Deep in Hell, in the ninth ring of the eighth circle, Dante encounters a group of souls who have gone to pieces. One is slit “from the chin right down to where men fart”; his entrails dangle between his legs. A second, whose hands have been lopped off, gestures with gory stumps. A third holds his own severed head by the hair. These were, in life, sowers of discord, who, for the divisions they created, will spend eternity hacked into bits. “In me you may observe fit punishment,” the severed head helpfully points out.

The subcircle of the schismatics came to mind this week, when someone—presumably a Vatican insider—leaked a copy of Pope Francis’s encyclical on climate change and the environment three days before its official release. The leaked document appeared on the Web site of the Italian weekly L’Espresso on Monday, with a brief introduction that declared, triumphantly, “Here it is.”

The whodunit story of how the magazine obtained the document quickly edged out coverage of the encyclical itself, which, at that point, most of the world couldn’t read, because only the Italian version had been posted. The Turin daily La Stampa described the episode as a giallo—Italian shorthand for a detective novel. Whoever had passed along the Pope’s letter, the newspaper speculated, had a “double goal”: to undermine the message of the encyclical and to undermine Pope Francis. Vatican officials asked journalists from other publications to refrain from reporting on the version released by L’Espresso, a request that the majority pointedly ignored.

The encyclical, which is titled “Laudato si’ ”—“Be Praised,” a line borrowed from “The Canticle of the Sun,” a poem attributed to the Pope’s namesake, St. Francis—was finally officially released Thursday, as planned, in Rome. (It was very similar to the leaked version.) The Vatican made available translations not just in English but also in German, Spanish, and Portuguese. Though a work built, like Dante’s, around the ideal of love (in the English version, the word “love” appears sixty-seven times), “Laudato si’ ” is, at the same time, an unsparing indictment of just about every aspect of modern life. And though its focus is on man’s relationship to nature, it also has much to say about man’s relationship to his fellow man and to himself—little of it laudatory. The vision that Pope Francis offers in his encyclical is of a world spiralling toward disaster, in which people are too busy shopping and checking their cell phones to do, or even care, much about it.

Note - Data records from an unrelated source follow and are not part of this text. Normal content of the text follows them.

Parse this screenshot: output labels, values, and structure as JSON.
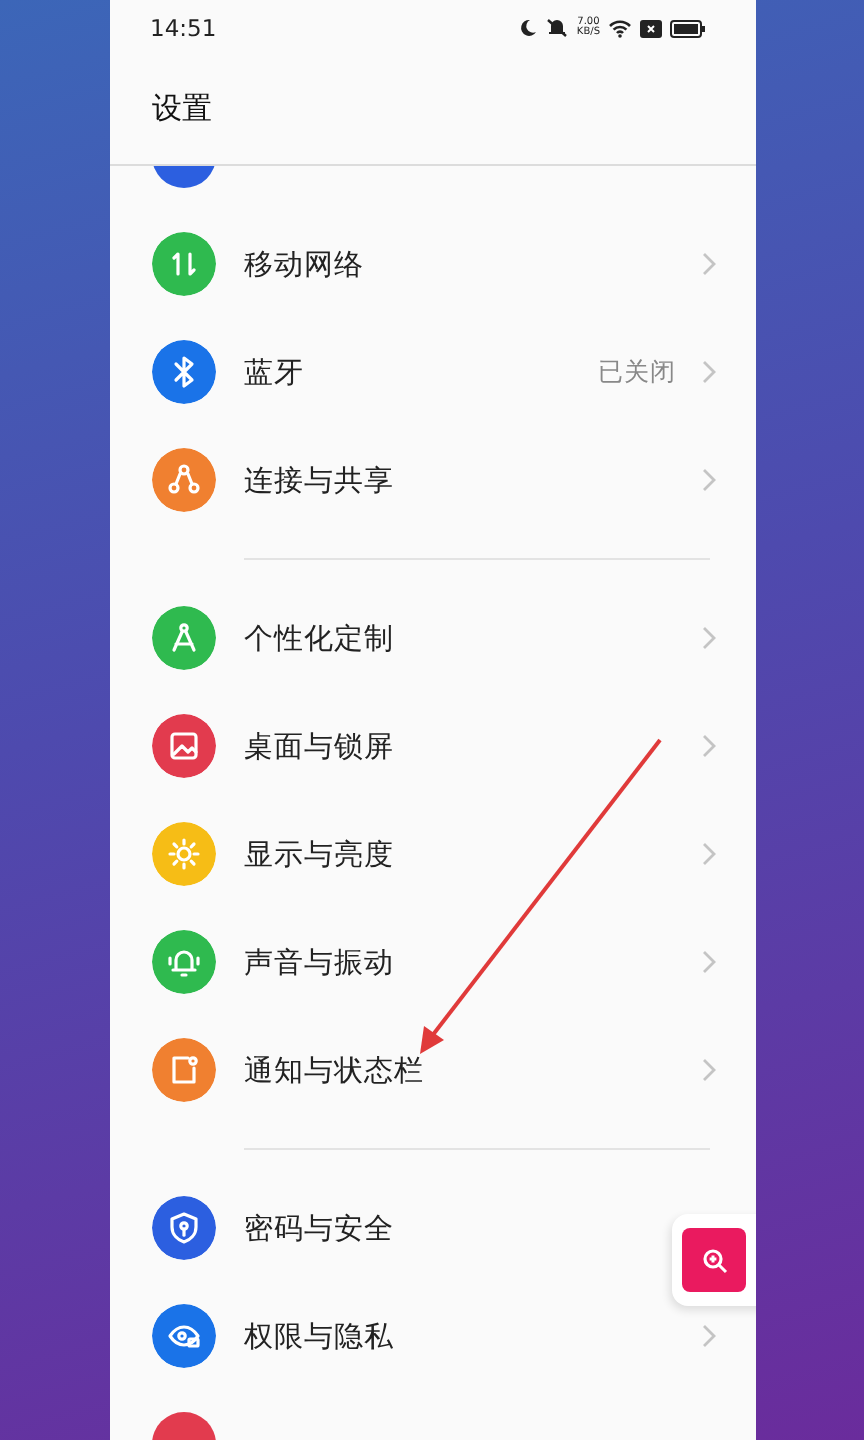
{
  "status_bar": {
    "time": "14:51",
    "speed_value": "7.00",
    "speed_unit": "KB/S"
  },
  "header": {
    "title": "设置"
  },
  "top_stub": {
    "color": "#2c5fe0"
  },
  "groups": [
    {
      "items": [
        {
          "label": "移动网络",
          "chevron": true,
          "color": "#2fba4f"
        },
        {
          "label": "蓝牙",
          "value": "已关闭",
          "chevron": true,
          "color": "#1a73e8"
        },
        {
          "label": "连接与共享",
          "chevron": true,
          "color": "#f08030"
        }
      ]
    },
    {
      "items": [
        {
          "label": "个性化定制",
          "chevron": true,
          "color": "#2fba4f"
        },
        {
          "label": "桌面与锁屏",
          "chevron": true,
          "color": "#e23b4e"
        },
        {
          "label": "显示与亮度",
          "chevron": true,
          "color": "#f6bd16"
        },
        {
          "label": "声音与振动",
          "chevron": true,
          "color": "#2fba4f"
        },
        {
          "label": "通知与状态栏",
          "chevron": true,
          "color": "#f08030"
        }
      ]
    },
    {
      "items": [
        {
          "label": "密码与安全",
          "color": "#2c5fe0"
        },
        {
          "label": "权限与隐私",
          "chevron": true,
          "color": "#1a73e8"
        }
      ]
    }
  ],
  "bottom_stub": {
    "color": "#e23b4e"
  }
}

“The pace of consumption, waste and environmental change has so stretched the planet’s capacity that our contemporary lifestyle, unsustainable as it is, can only precipitate catastrophes,” the Pope writes. At another point, he says, “Many people will deny doing anything wrong because distractions constantly dull our consciousness of just how limited and finite our world really is.”

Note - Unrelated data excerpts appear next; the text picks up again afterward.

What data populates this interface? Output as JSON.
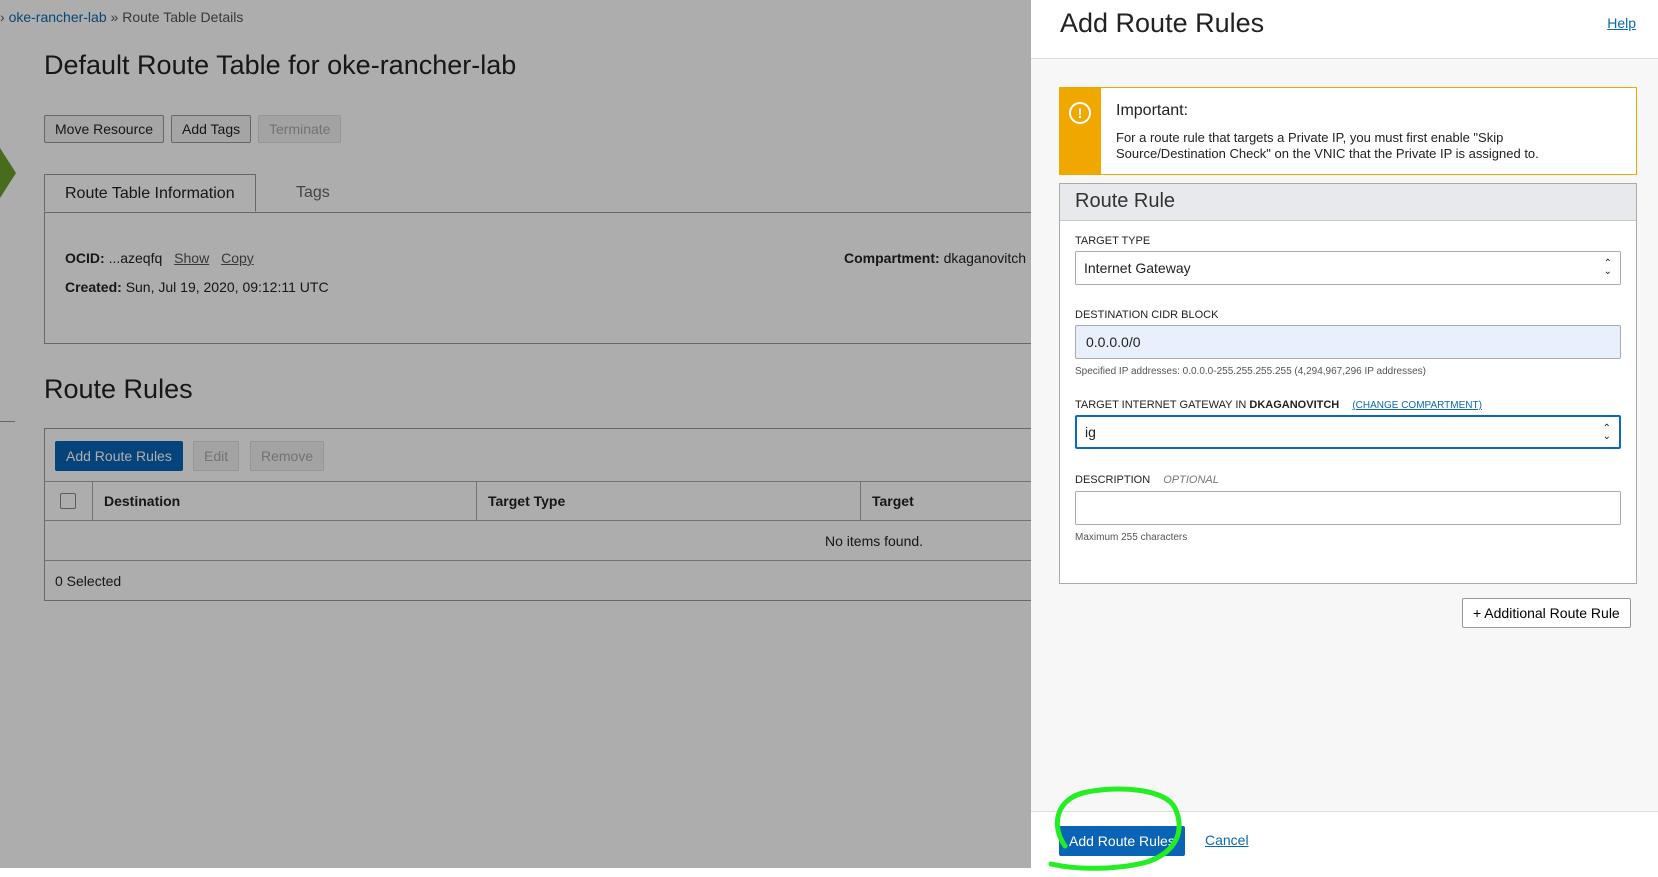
{
  "breadcrumb": {
    "sep0": "›",
    "link": "oke-rancher-lab",
    "sep1": "»",
    "current": "Route Table Details"
  },
  "page": {
    "title": "Default Route Table for oke-rancher-lab",
    "actions": {
      "move": "Move Resource",
      "tags": "Add Tags",
      "terminate": "Terminate"
    },
    "tabs": {
      "info": "Route Table Information",
      "tags": "Tags"
    },
    "info": {
      "ocid_label": "OCID:",
      "ocid_value": "...azeqfq",
      "show": "Show",
      "copy": "Copy",
      "created_label": "Created:",
      "created_value": "Sun, Jul 19, 2020, 09:12:11 UTC",
      "compartment_label": "Compartment:",
      "compartment_value": "dkaganovitch"
    }
  },
  "rules": {
    "title": "Route Rules",
    "add": "Add Route Rules",
    "edit": "Edit",
    "remove": "Remove",
    "columns": {
      "destination": "Destination",
      "target_type": "Target Type",
      "target": "Target"
    },
    "empty": "No items found.",
    "selected": "0 Selected"
  },
  "panel": {
    "title": "Add Route Rules",
    "help": "Help",
    "alert": {
      "icon": "!",
      "title": "Important:",
      "text": "For a route rule that targets a Private IP, you must first enable \"Skip Source/Destination Check\" on the VNIC that the Private IP is assigned to."
    },
    "rule": {
      "heading": "Route Rule",
      "target_type_label": "TARGET TYPE",
      "target_type_value": "Internet Gateway",
      "cidr_label": "DESTINATION CIDR BLOCK",
      "cidr_value": "0.0.0.0/0",
      "cidr_hint": "Specified IP addresses: 0.0.0.0-255.255.255.255 (4,294,967,296 IP addresses)",
      "gateway_label_prefix": "TARGET INTERNET GATEWAY IN",
      "gateway_label_compartment": "DKAGANOVITCH",
      "change_compartment": "(CHANGE COMPARTMENT)",
      "gateway_value": "ig",
      "description_label": "DESCRIPTION",
      "description_optional": "OPTIONAL",
      "description_value": "",
      "description_hint": "Maximum 255 characters"
    },
    "additional_rule": "+ Additional Route Rule",
    "footer": {
      "submit": "Add Route Rules",
      "cancel": "Cancel"
    }
  },
  "colors": {
    "accent": "#0a64b6",
    "warning": "#f0a800",
    "highlight": "#22ee22",
    "overlay": "rgba(0,0,0,0.32)"
  },
  "icons": {
    "alert": "exclamation-circle-icon",
    "select_chevron": "chevron-up-down-icon",
    "nav_arrow": "arrow-right-icon"
  }
}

According to Francis, the problems of environmental degradation and global poverty are intimately related. Both can be traced to a way of thinking that regards the world as a means, rather than an end. This way of thinking rules the marketplace—“Finance overwhelms the real economy”—and dominates our data-driven culture: “Technology tends to absorb everything into its ironclad logic.”

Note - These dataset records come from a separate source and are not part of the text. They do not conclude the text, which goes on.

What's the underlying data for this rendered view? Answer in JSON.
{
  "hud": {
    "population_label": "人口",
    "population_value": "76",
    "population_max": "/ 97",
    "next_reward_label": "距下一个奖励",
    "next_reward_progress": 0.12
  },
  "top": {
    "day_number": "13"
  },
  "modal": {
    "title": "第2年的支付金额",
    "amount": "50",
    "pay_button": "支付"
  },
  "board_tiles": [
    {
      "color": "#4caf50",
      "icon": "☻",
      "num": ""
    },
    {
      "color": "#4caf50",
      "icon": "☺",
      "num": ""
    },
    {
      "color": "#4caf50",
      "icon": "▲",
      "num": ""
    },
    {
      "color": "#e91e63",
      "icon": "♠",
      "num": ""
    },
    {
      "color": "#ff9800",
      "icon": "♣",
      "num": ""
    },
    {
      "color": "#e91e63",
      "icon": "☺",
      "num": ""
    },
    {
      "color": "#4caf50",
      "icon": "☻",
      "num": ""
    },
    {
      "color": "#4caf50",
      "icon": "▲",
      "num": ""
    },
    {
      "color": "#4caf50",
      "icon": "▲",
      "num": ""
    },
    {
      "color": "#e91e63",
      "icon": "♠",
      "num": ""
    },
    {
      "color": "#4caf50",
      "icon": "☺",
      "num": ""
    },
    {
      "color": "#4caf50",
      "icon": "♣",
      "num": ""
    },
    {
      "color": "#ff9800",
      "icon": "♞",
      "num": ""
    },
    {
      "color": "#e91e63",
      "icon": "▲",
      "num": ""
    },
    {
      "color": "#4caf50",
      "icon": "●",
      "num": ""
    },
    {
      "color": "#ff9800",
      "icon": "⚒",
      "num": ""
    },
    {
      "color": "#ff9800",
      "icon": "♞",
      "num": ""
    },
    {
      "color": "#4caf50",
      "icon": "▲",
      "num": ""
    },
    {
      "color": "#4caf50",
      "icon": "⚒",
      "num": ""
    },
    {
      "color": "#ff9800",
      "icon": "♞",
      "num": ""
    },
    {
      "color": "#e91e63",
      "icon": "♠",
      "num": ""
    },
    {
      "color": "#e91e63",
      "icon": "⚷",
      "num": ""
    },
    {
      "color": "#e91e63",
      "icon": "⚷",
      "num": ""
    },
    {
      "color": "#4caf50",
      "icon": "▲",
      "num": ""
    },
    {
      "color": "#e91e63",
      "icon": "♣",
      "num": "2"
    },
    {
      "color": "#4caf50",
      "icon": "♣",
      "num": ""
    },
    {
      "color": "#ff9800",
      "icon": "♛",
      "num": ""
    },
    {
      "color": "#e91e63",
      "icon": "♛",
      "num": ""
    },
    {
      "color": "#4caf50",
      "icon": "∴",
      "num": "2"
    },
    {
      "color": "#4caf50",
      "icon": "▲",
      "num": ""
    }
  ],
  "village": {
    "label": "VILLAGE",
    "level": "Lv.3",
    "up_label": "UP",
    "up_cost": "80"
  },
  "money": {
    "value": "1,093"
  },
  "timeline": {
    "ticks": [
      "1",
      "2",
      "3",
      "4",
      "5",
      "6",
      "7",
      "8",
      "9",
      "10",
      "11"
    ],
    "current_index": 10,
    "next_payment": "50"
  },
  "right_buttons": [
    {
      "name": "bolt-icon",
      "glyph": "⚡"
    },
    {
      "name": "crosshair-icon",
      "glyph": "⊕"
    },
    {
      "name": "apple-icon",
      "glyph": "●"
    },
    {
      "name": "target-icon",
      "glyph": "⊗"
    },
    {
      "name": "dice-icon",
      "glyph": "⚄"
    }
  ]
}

“Laudato si’ ” is clearly aimed at influencing the international climate negotiations that are currently under way, intended to produce an agreement on curbing global emissions by the end of this year. Pope Francis declares the climate to be “a common good, belonging to all and meant for all,” and endorses the “very solid scientific consensus” that humans, by burning fossil fuels and cutting down forests, are responsible for “a disturbing warming.”

In general, the encyclical has been applauded by environmentalists, who have hailed it as a potential breakthrough. “World leaders of all dispositions should find inspiration in his words,” the campaign Go Fossil Free declared on its Web site. Meanwhile, even before it came out, the encyclical was being criticized by some Republican politicians, including Jeb Bush, a convert to Catholicism, who said at a campaign stop in New Hampshire on Tuesday, “I think religion ought to be about making us better as people and less about things that end up getting in the political realm.” But there is something in the hundred and eighty pages of the encyclical to dismay just about everyone, including many of those who agree with the Pope that climate change is an urgent concern.

The pontiff chides those who argue for bringing down birth rates, even though population growth is clearly one of the major drivers of emissions. Meanwhile, he rejects the tools that many environmentalists, and almost all economists, argue would be the most effective at curbing climate change. He criticizes the idea of a carbon tax, saying that such a levy would impose unfair burdens on the poor, and also deplores the idea of a global cap-and-trade system.

“This system seems to provide a quick and easy solution under the guise of a certain commitment to the environment, but in no way does it allow for the radical change which present circumstances require,” he writes. What the Pope seems to be endorsing instead is large payments to developing countries to help them finance clean-energy systems, and dramatic cuts in consumption in developed countries. How these cuts are to be effected he leaves unspecified. In an echo of Jimmy Carter, he urges those in the global North to put on a sweater.

“A person who could afford to spend and consume more but regularly uses less heating and wears warmer clothes, shows the kind of convictions and attitudes which help to protect the environment,” Francis writes.

Whether the Pope’s message will have any influence—on the world’s 1.2 billion Catholics, on the delegations currently trying to devise an international climate agreement, or on anyone else—remains to be seen. Up to now, the sowers of discord have done a good job blocking action on climate change, and, if the leak of the encyclical is any guide, they are still hard at work. Meanwhile, as @Pontifex tweeted to his 6.3 million followers Thursday, “The earth, our home, is beginning to look more and more like an immense pile of filth.”